4.7. Ablation Experiments of Generator Loss Functions
The generator employs six distinct loss functions to constrain model training: Adversarial Loss, Content Loss, Edge Loss, Frequency Loss, Gradient Loss, and Perceptual Loss. Among these, Adversarial Loss serves as the cornerstone of the adversarial training between the generator and discriminator and is indispensable. Under the fixed Adversarial Loss constraint, comparative experiments were conducted by sequentially removing a single loss function. Analysis focused on detailed discrepancies in high-frequency regions (e.g., the mouth), with magnified views displayed in the upper-right corner, as illustrated in
Figure 14.
Key observations include the following:
w/o Content Loss: Removal of the Content Loss results in excessive smoothness due to the lack of pixel-level constraints, manifesting as global blurring of the teeth region.
w/o Edge Loss: The Edge Loss specifically targets the constraint of image edges and contours, aiming to ensure generated images exhibit sharp and well-defined outlines (e.g., lip contours, tooth boundaries). Its removal prompts the model to produce overly smoothed outputs, compromising critical edge information that defines object shape and structure. This leads to an overly “fleshy” appearance or ill-defined boundaries in the lip region.

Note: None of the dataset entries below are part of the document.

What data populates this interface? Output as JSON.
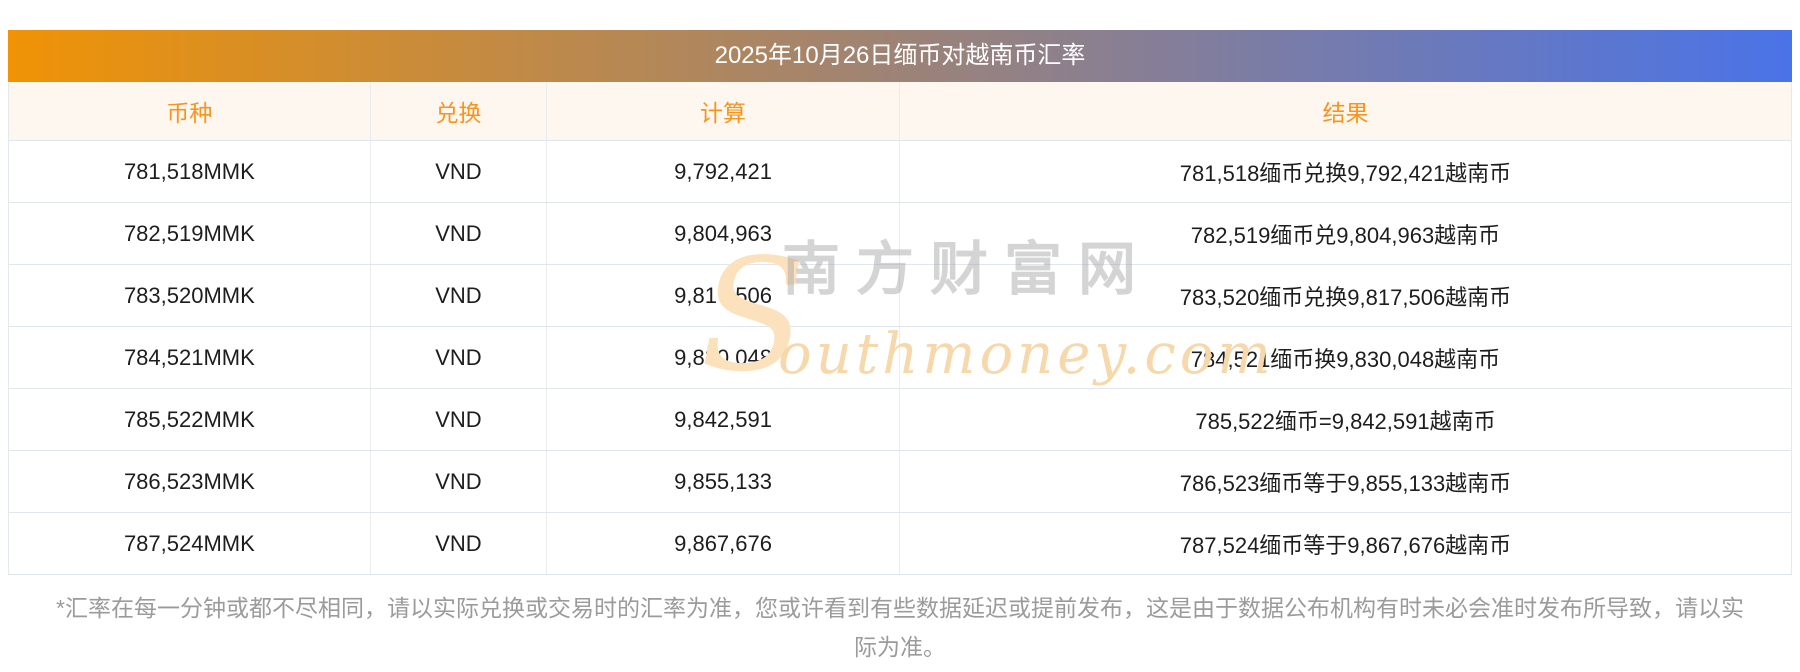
{
  "banner": {
    "title": "2025年10月26日缅币对越南币汇率",
    "gradient_left": "#f09305",
    "gradient_right": "#4a73e8"
  },
  "table": {
    "headers": {
      "currency": "币种",
      "exchange": "兑换",
      "calc": "计算",
      "result": "结果"
    },
    "header_text_color": "#f8941e",
    "header_bg_color": "#fdf7ef",
    "rows": [
      {
        "currency": "781,518MMK",
        "exchange": "VND",
        "calc": "9,792,421",
        "result": "781,518缅币兑换9,792,421越南币"
      },
      {
        "currency": "782,519MMK",
        "exchange": "VND",
        "calc": "9,804,963",
        "result": "782,519缅币兑9,804,963越南币"
      },
      {
        "currency": "783,520MMK",
        "exchange": "VND",
        "calc": "9,817,506",
        "result": "783,520缅币兑换9,817,506越南币"
      },
      {
        "currency": "784,521MMK",
        "exchange": "VND",
        "calc": "9,830,048",
        "result": "784,521缅币换9,830,048越南币"
      },
      {
        "currency": "785,522MMK",
        "exchange": "VND",
        "calc": "9,842,591",
        "result": "785,522缅币=9,842,591越南币"
      },
      {
        "currency": "786,523MMK",
        "exchange": "VND",
        "calc": "9,855,133",
        "result": "786,523缅币等于9,855,133越南币"
      },
      {
        "currency": "787,524MMK",
        "exchange": "VND",
        "calc": "9,867,676",
        "result": "787,524缅币等于9,867,676越南币"
      }
    ]
  },
  "watermark": {
    "cn_text": "南方财富网",
    "big_letter": "S",
    "script_text": "outhmoney.com",
    "orange_color": "#fbe2bd",
    "gray_color": "#d4d4d4"
  },
  "disclaimer": {
    "line1": "*汇率在每一分钟或都不尽相同，请以实际兑换或交易时的汇率为准，您或许看到有些数据延迟或提前发布，这是由于数据公布机构有时未必会准时发布所导致，请以实",
    "line2": "际为准。"
  }
}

Similarly, the removal of each of the other three loss functions (Frequency Loss, Gradient Loss, Perceptual Loss) resulted in distinct forms of degradation in the super-resolved images.
Quantitative analysis in
Table 8 further corroborates that the synergistic effect of multiple loss functions comprehensively enhances super-resolved image quality, particularly excelling at the level of human visual perception. The Content Loss exerts the most significant impact on PSNR, with its removal causing a substantial decrease of 0.96 dB. Without the constraint of the Edge Loss, blurred tooth and lip contours manifest, resulting in the most pronounced SSIM degradation (a 2.2 percentage point reduction). The Gradient Loss plays a crucial role for LPIPS, as its absence leads to a marked increase of 3.5 in the LPIPS value. Therefore, the loss function ablation experiments validate the unique contribution of each individual loss component. The removal of any single loss function induces specific, observable quality degradation in the generated SR images. Only the synergistic interplay of all loss functions enables the achievement of optimal performance across all objective metrics.
4.8. Experiments on the Validity of Dynamic Weights of Loss Functions
To validate the dynamic loss weighting strategy, comparative experiments were conducted:
As demonstrated in
Figure 15, the dynamic weighting strategy exhibits superior detail reconstruction:
The lower lip maintains a textured and nuanced contour, avoiding a blurred or swollen appearance.
The inner contours of the eye corners and ears remain relatively distinct.
Data presented in
Table 9 demonstrate improvements across all three metrics. Both qualitative visual comparisons and quantitative experimental results confirm that the dynamic weighting strategy significantly outperforms the fixed-weight method in preserving both structural authenticity (as measured by PSNR/SSIM) and perceptual quality (as measured by LPIPS). This core advantage stems from the precise alignment of weight adjustment with the demands of visual feature reconstruction.